An Uninterruptible Power Supply, also uninterruptible power source, UPS or battery/flywheel backup, is an electrical apparatus that provides emergency power to a load when the input power source, typically the utility mains, fails. A UPS differs from an auxiliary or emergency power system or standby generator in that it will provide instantaneous or near-instantaneous protection from input power interruptions by means of one or more attached batteries and associated electronic circuitry for low power users, and or by means of diesel generators and flywheels for high power users. The on-battery runtime of most uninterruptible power sources is relatively short 515 minutes being typical for smaller units but sufficient to allow time to bring an auxiliary power source on line, or to properly shut down the protected equipment.

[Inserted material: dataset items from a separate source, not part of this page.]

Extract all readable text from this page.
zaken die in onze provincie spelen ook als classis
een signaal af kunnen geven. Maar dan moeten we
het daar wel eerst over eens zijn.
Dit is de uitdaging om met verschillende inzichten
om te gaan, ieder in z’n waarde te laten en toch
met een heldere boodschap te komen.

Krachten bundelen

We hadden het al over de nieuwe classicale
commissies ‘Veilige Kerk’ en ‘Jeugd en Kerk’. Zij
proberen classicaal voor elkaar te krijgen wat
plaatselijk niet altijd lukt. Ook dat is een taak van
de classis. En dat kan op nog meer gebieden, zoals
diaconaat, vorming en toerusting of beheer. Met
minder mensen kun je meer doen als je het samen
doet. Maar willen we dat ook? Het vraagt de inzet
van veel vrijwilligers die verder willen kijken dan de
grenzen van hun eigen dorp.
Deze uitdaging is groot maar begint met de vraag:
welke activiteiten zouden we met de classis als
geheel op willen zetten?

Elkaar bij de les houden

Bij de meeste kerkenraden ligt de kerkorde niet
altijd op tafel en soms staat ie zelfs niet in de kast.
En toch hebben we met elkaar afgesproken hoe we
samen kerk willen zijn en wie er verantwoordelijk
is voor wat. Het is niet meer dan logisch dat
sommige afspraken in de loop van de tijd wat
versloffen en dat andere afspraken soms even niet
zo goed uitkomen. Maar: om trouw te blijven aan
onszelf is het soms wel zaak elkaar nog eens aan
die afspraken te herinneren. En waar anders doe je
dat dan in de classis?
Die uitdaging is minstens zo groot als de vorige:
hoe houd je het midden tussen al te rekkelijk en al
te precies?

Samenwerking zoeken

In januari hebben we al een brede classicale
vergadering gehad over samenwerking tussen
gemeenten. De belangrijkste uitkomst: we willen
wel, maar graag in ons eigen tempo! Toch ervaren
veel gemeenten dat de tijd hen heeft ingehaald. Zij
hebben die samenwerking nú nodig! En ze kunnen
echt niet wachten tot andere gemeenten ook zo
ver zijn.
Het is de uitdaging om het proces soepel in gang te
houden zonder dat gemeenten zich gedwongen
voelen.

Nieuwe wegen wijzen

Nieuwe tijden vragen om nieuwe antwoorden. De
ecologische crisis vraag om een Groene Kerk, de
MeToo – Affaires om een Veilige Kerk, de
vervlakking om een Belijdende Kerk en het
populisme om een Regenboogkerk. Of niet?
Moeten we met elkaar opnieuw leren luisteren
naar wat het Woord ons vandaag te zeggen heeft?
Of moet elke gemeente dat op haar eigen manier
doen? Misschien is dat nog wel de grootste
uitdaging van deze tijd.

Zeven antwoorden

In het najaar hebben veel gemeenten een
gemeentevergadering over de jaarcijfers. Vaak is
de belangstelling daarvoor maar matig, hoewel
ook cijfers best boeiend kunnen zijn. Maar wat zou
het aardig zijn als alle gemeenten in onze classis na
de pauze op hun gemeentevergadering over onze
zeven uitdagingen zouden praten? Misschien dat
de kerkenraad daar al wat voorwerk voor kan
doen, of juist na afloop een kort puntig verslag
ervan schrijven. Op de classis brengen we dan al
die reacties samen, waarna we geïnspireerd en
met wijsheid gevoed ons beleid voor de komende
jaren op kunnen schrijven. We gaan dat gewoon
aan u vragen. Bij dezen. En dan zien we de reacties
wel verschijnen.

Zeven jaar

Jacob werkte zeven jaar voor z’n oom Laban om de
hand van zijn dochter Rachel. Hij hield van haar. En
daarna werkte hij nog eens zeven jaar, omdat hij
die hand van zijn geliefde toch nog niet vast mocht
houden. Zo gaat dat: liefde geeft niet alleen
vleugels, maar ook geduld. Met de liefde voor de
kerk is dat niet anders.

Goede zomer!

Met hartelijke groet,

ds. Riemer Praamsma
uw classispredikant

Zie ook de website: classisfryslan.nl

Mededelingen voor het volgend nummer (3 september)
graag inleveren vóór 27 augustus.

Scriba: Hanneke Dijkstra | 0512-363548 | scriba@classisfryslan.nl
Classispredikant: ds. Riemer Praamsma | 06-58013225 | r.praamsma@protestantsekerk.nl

While not limited to protecting any particular type of equipment, a UPS is typically used to protect computers, data centres, telecommunication equipment or other electrical equipment where an unexpected power disruption could cause injuries, fatalities, serious business disruption and/or data loss. UPS unit range in size from units designed to protect a single computer without a video monitor (around 200 VA rating) to large units powering entire data centres, buildings, or even cities.
The general categories of modern UPS systems are on-line, line-interactive or standby. An on-line UPS uses a “double conversion” method of accepting AC input, rectifying to DC for passing through the rechargeable battery (or battery strings), then inverting back to 120V/240V AC for powering the protected equipment. A line-interactive UPS maintains the inverter in line and redirects the battery’s DC current path from the normal charging mode to supplying current when power is lost. In a standby (“off-line”) system the load is powered directly by the input power and the backup power circuitry is only invoked when the utility power fails. Most UPS below 1 kVA are of the line-interactive or standby variety which are usually less expensive.
The primary role of any UPS is to provide short-term power when the input power source fails. However, most UPS units are also capable in varying degrees of correcting common utility power problems such as: Power failure; Surge; Sag; Spikes; Noise; Frequency instability and Harmonic distortion.